Depression wasn’t the only my problem with Damien’s visit. Depression did obscure increasingly unproductive and even destructive ways in which I can be passive. I look now and see patterns of how I actively avoided certain painful discussions, and not just with Damien, but with friends and loved ones before him...to the detriment of the relationship

When I am aware of my own depression it can be hard not to use it improperly as a scapegoat. I don’t mean that I give myself a free pass for bad behavior; I use it to ignore the behavior of others and avoid conflict. I tell myself that what he or she said or did was/is not that bad, I just I over reacted due to depression. I don’t tackle complicated interpersonal problems when I feel that way; I just blame myself for not being able to communicate better or not having caught my depression earlier. At the worst of depression passivity I will feel like the person is better off without my insanity and that to work through it will only prolong their contact with me, because it’s my fault, and I’ll fuck it up later so why bother.

Depression ramps up my passivity and avoidance of painful conversations…and now I’m facing down the fact that even when I am in a state of relative stability I have an unhealthy passivity in relationships and difficulty directly communicating in certain situations.

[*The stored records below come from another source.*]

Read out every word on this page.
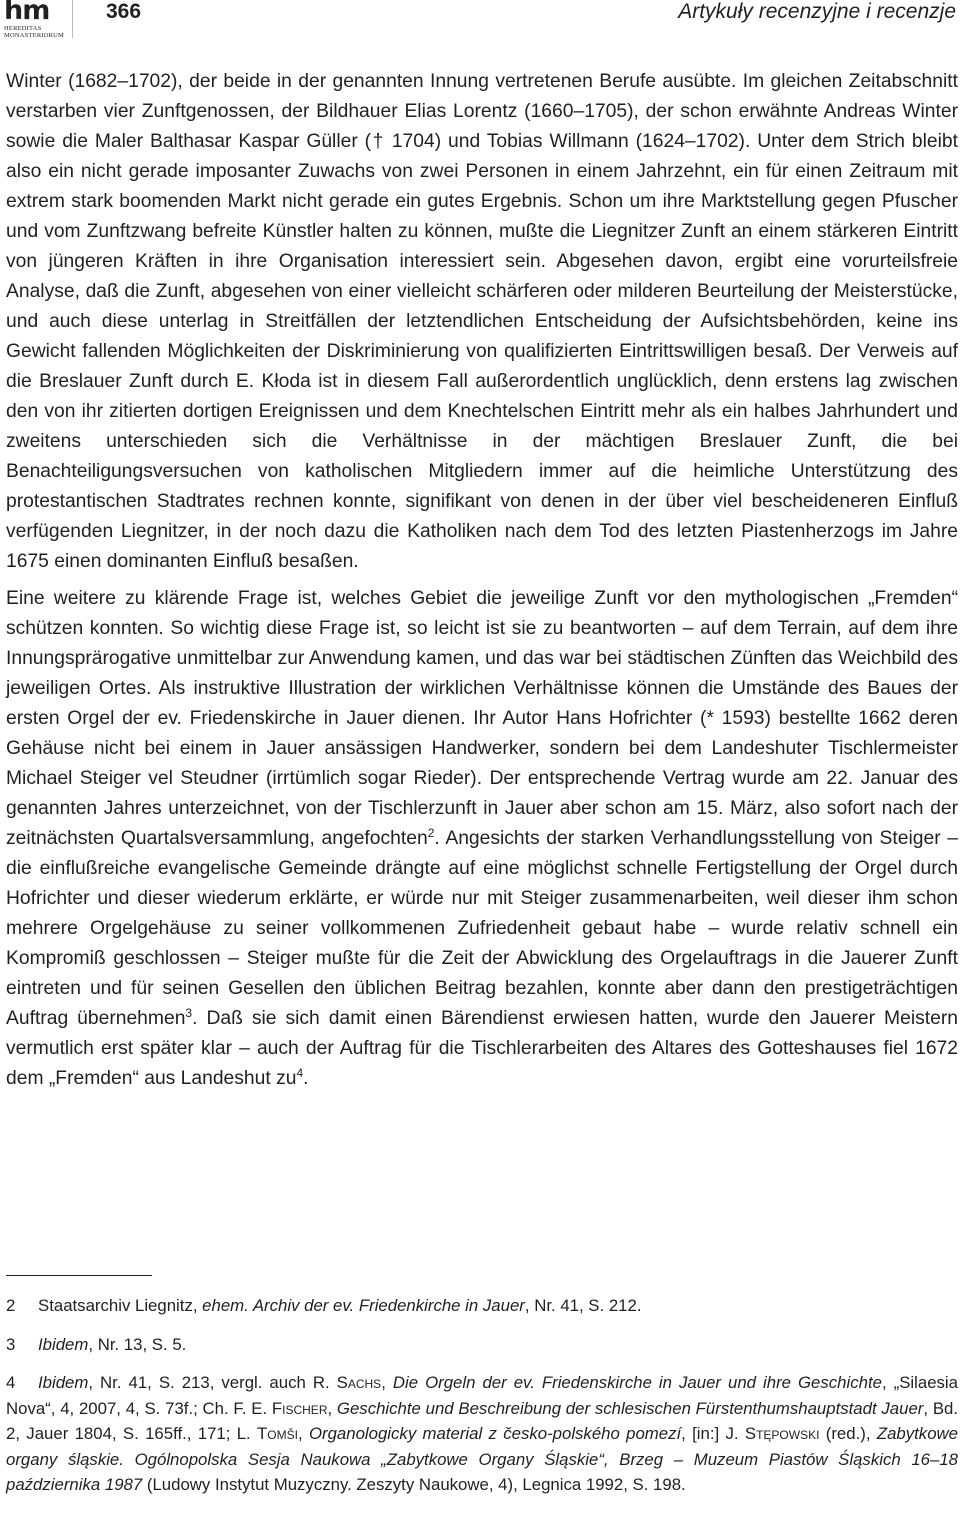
hm
HEREDITAS
MONASTERIORUM
366	Artykuły recenzyjne i recenzje

Winter (1682–1702), der beide in der genannten Innung vertretenen Berufe ausübte. Im gleichen Zeitabschnitt verstarben vier Zunftgenossen, der Bildhauer Elias Lorentz (1660–1705), der schon erwähnte Andreas Winter sowie die Maler Balthasar Kaspar Güller († 1704) und Tobias Willmann (1624–1702). Unter dem Strich bleibt also ein nicht gerade imposanter Zuwachs von zwei Personen in einem Jahrzehnt, ein für einen Zeitraum mit extrem stark boomenden Markt nicht gerade ein gutes Ergebnis. Schon um ihre Marktstellung gegen Pfuscher und vom Zunftzwang befreite Künstler halten zu können, mußte die Liegnitzer Zunft an einem stärkeren Eintritt von jüngeren Kräften in ihre Organisation interessiert sein. Abgesehen davon, ergibt eine vorurteilsfreie Analyse, daß die Zunft, abgesehen von einer vielleicht schärferen oder milderen Beurteilung der Meisterstücke, und auch diese unterlag in Streitfällen der letztendlichen Entscheidung der Aufsichtsbehörden, keine ins Gewicht fallenden Möglichkeiten der Diskriminierung von qualifizierten Eintrittswilligen besaß. Der Verweis auf die Breslauer Zunft durch E. Kłoda ist in diesem Fall außerordentlich unglücklich, denn erstens lag zwischen den von ihr zitierten dortigen Ereignissen und dem Knechtelschen Eintritt mehr als ein halbes Jahrhundert und zweitens unterschieden sich die Verhältnisse in der mächtigen Breslauer Zunft, die bei Benachteiligungsversuchen von katholischen Mitgliedern immer auf die heimliche Unterstützung des protestantischen Stadtrates rechnen konnte, signifikant von denen in der über viel bescheideneren Einfluß verfügenden Liegnitzer, in der noch dazu die Katholiken nach dem Tod des letzten Piastenherzogs im Jahre 1675 einen dominanten Einfluß besaßen.

Eine weitere zu klärende Frage ist, welches Gebiet die jeweilige Zunft vor den mythologischen „Fremden“ schützen konnten. So wichtig diese Frage ist, so leicht ist sie zu beantworten – auf dem Terrain, auf dem ihre Innungsprärogative unmittelbar zur Anwendung kamen, und das war bei städtischen Zünften das Weichbild des jeweiligen Ortes. Als instruktive Illustration der wirklichen Verhältnisse können die Umstände des Baues der ersten Orgel der ev. Friedenskirche in Jauer dienen. Ihr Autor Hans Hofrichter (* 1593) bestellte 1662 deren Gehäuse nicht bei einem in Jauer ansässigen Handwerker, sondern bei dem Landeshuter Tischlermeister Michael Steiger vel Steudner (irrtümlich sogar Rieder). Der entsprechende Vertrag wurde am 22. Januar des genannten Jahres unterzeichnet, von der Tischlerzunft in Jauer aber schon am 15. März, also sofort nach der zeitnächsten Quartalsversammlung, angefochten$^2$. Angesichts der starken Verhandlungsstellung von Steiger – die einflußreiche evangelische Gemeinde drängte auf eine möglichst schnelle Fertigstellung der Orgel durch Hofrichter und dieser wiederum erklärte, er würde nur mit Steiger zusammenarbeiten, weil dieser ihm schon mehrere Orgelgehäuse zu seiner vollkommenen Zufriedenheit gebaut habe – wurde relativ schnell ein Kompromiß geschlossen – Steiger mußte für die Zeit der Abwicklung des Orgelauftrags in die Jauerer Zunft eintreten und für seinen Gesellen den üblichen Beitrag bezahlen, konnte aber dann den prestigeträchtigen Auftrag übernehmen$^3$. Daß sie sich damit einen Bärendienst erwiesen hatten, wurde den Jauerer Meistern vermutlich erst später klar – auch der Auftrag für die Tischlerarbeiten des Altares des Gotteshauses fiel 1672 dem „Fremden“ aus Landeshut $zu^4$.

2 Staatsarchiv Liegnitz, ehem. Archiv der ev. Friedenkirche in Jauer, Nr. 41, S. 212.

3 Ibidem, Nr. 13, S. 5.

4 Ibidem, Nr. 41, S. 213, vergl. auch R. Sachs, Die Orgeln der ev. Friedenskirche in Jauer und ihre Geschichte, „Silaesia Nova“, 4, 2007, 4, S. 73f.; Ch. F. E. Fischer, Geschichte und Beschreibung der schlesischen Fürstenthumshauptstadt Jauer, Bd. 2, Jauer 1804, S. 165ff., 171; L. Tomši, Organologicky material z česko-polského pomezí, [in:] J. Stępowski (red.), Zabytkowe organy śląskie. Ogólnopolska Sesja Naukowa „Zabytkowe Organy Śląskie“, Brzeg – Muzeum Piastów Śląskich 16–18 października 1987 (Ludowy Instytut Muzyczny. Zeszyty Naukowe, 4), Legnica 1992, S. 198.
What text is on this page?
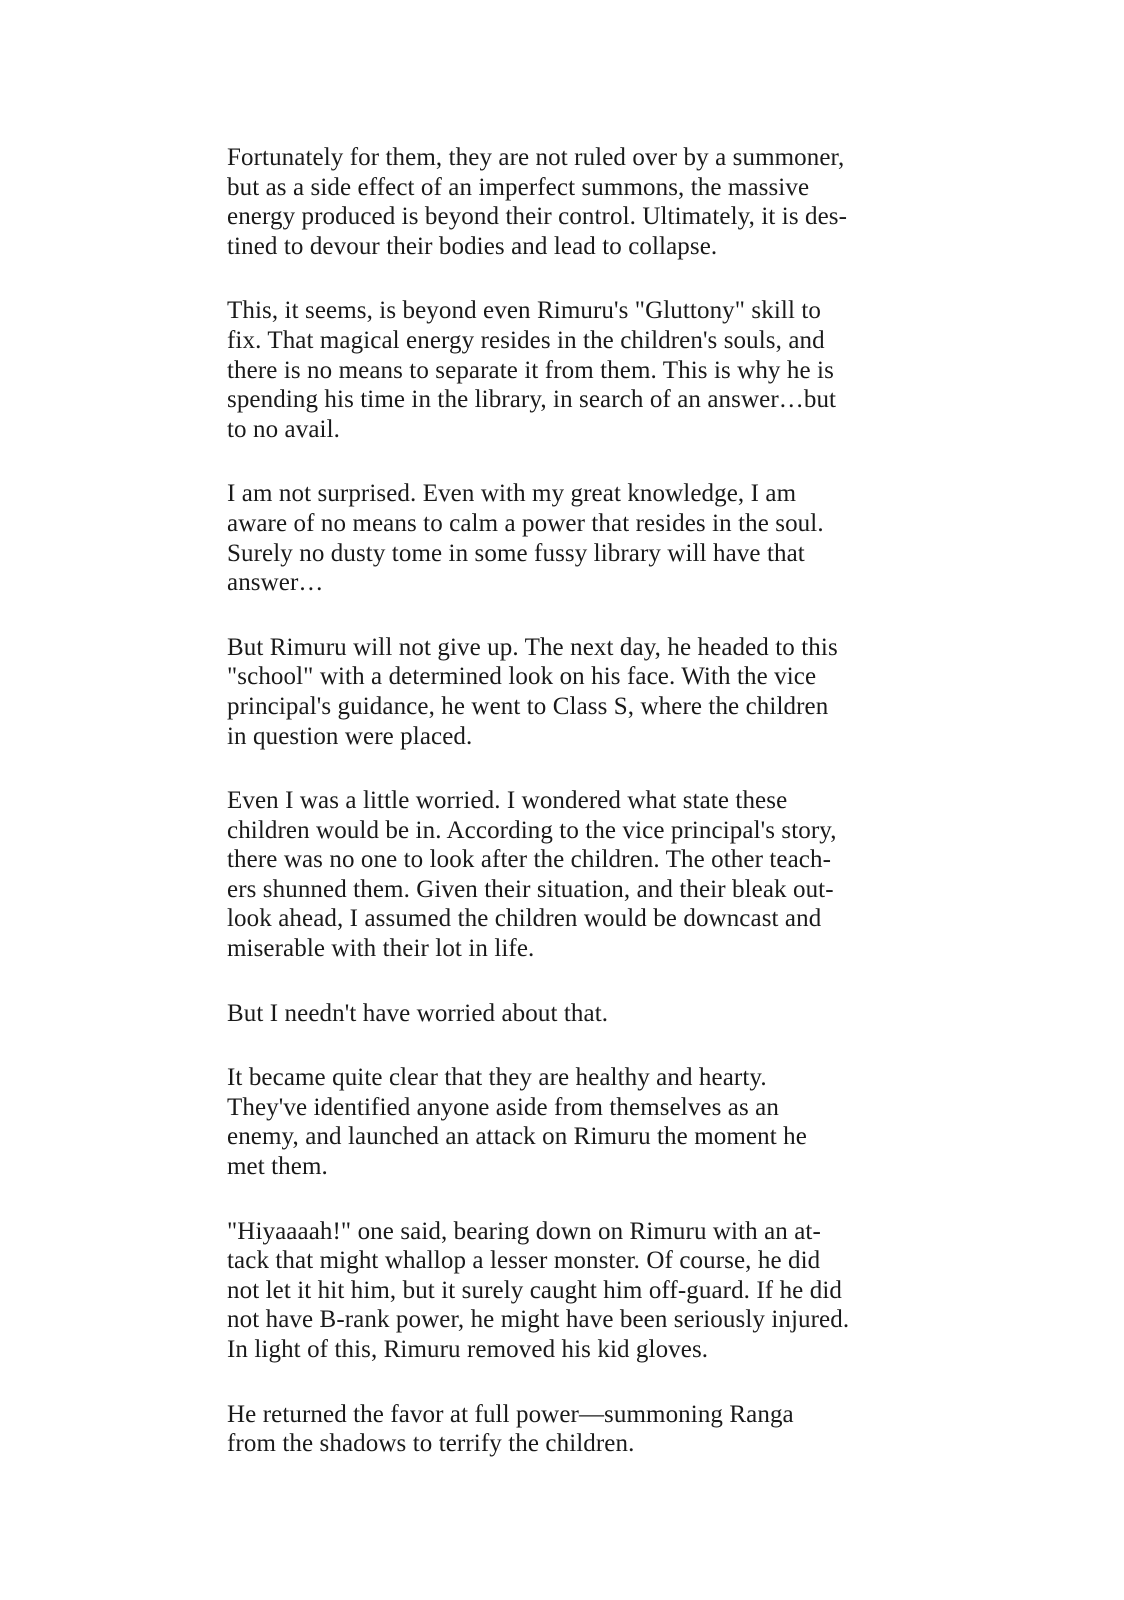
Fortunately for them, they are not ruled over by a summoner,
but as a side effect of an imperfect summons, the massive
energy produced is beyond their control. Ultimately, it is des-
tined to devour their bodies and lead to collapse.

This, it seems, is beyond even Rimuru's "Gluttony" skill to
fix. That magical energy resides in the children's souls, and
there is no means to separate it from them. This is why he is
spending his time in the library, in search of an answer…but
to no avail.

I am not surprised. Even with my great knowledge, I am
aware of no means to calm a power that resides in the soul.
Surely no dusty tome in some fussy library will have that
answer…

But Rimuru will not give up. The next day, he headed to this
"school" with a determined look on his face. With the vice
principal's guidance, he went to Class S, where the children
in question were placed.

Even I was a little worried. I wondered what state these
children would be in. According to the vice principal's story,
there was no one to look after the children. The other teach-
ers shunned them. Given their situation, and their bleak out-
look ahead, I assumed the children would be downcast and
miserable with their lot in life.

But I needn't have worried about that.

It became quite clear that they are healthy and hearty.
They've identified anyone aside from themselves as an
enemy, and launched an attack on Rimuru the moment he
met them.

"Hiyaaaah!" one said, bearing down on Rimuru with an at-
tack that might whallop a lesser monster. Of course, he did
not let it hit him, but it surely caught him off-guard. If he did
not have B-rank power, he might have been seriously injured.
In light of this, Rimuru removed his kid gloves.

He returned the favor at full power—summoning Ranga
from the shadows to terrify the children.
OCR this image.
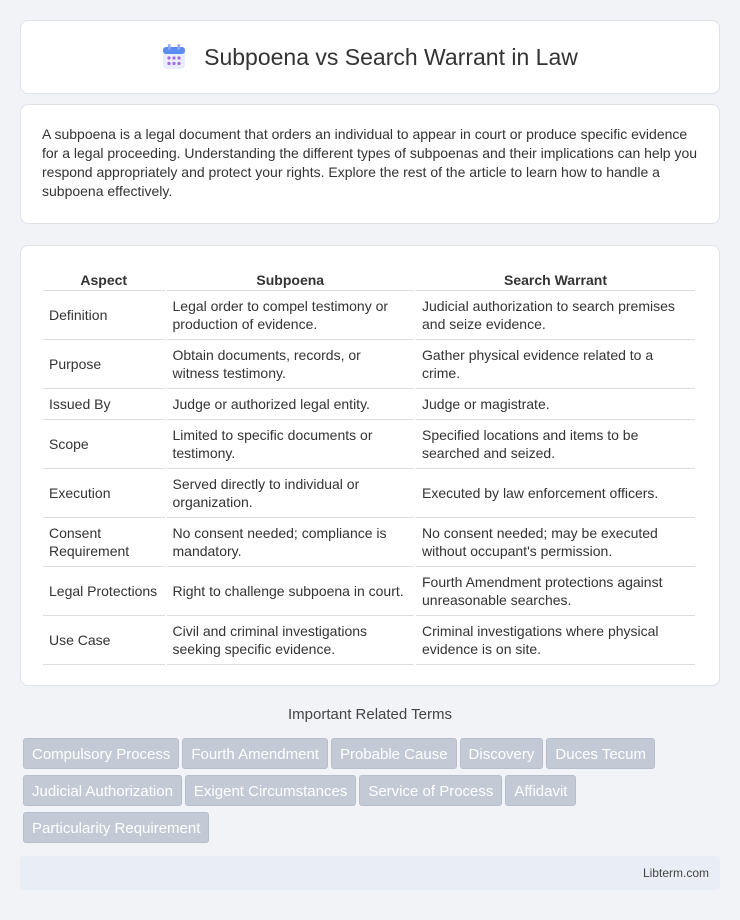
Subpoena vs Search Warrant in Law

A subpoena is a legal document that orders an individual to appear in court or produce specific evidence for a legal proceeding. Understanding the different types of subpoenas and their implications can help you respond appropriately and protect your rights. Explore the rest of the article to learn how to handle a subpoena effectively.

Aspect	Subpoena	Search Warrant
Definition	Legal order to compel testimony or production of evidence.	Judicial authorization to search premises and seize evidence.
Purpose	Obtain documents, records, or witness testimony.	Gather physical evidence related to a crime.
Issued By	Judge or authorized legal entity.	Judge or magistrate.
Scope	Limited to specific documents or testimony.	Specified locations and items to be searched and seized.
Execution	Served directly to individual or organization.	Executed by law enforcement officers.
Consent Requirement	No consent needed; compliance is mandatory.	No consent needed; may be executed without occupant's permission.
Legal Protections	Right to challenge subpoena in court.	Fourth Amendment protections against unreasonable searches.
Use Case	Civil and criminal investigations seeking specific evidence.	Criminal investigations where physical evidence is on site.
Important Related Terms
Compulsory Process Fourth Amendment Probable Cause Discovery Duces Tecum
Judicial Authorization Exigent Circumstances Service of Process Affidavit
Particularity Requirement
Libterm.com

I’ve started trying to make amends to a few people, male and female. I don’t expect that my awareness, owning up to, and apologizing for my past behavior is going to erase pain I have caused. I’m trying to say “if you thought you deserved X or blamed yourself for Y and Z when looking over past relationships...please don’t. Please don’t. That was my fault and I am sorry.”…but bringing up the past, even to acknowledge my own role, may re-opening wounds. I’m trying to offer my regrets and apologies where they might do some good beyond me feeling good about trying to be good…and that I might be fucking that up. I’m trying not to go on some crazed sobriety spree where I apologize recklessly to everyone. I know I’ve got that in me and am primed for it: I’m just out of a relationship/on medication and in therapy/ back in Japan facing a full new year.

I also know that the urge to make up for past mistakes can become another avoidance technique if taken too far. Examining the past can help you identify patterns to avoid in the future, it can make you better…but  spending too much time in the past can also be a way of avoiding in the time you are in. Trying to make peace with people in your past you have wronged can feel like you’re actively trying to work on things…but it is easier (and may have more present-time rewards) than the amorphous goal of trying to be better in the future.

I’m in a strange place where the uncontrollable non-situational depression is at enough of a distance that I can start trying to do the hard work of trying to figure out how I can live a life with more joy: more personal joy., more situational joy and more shared joy.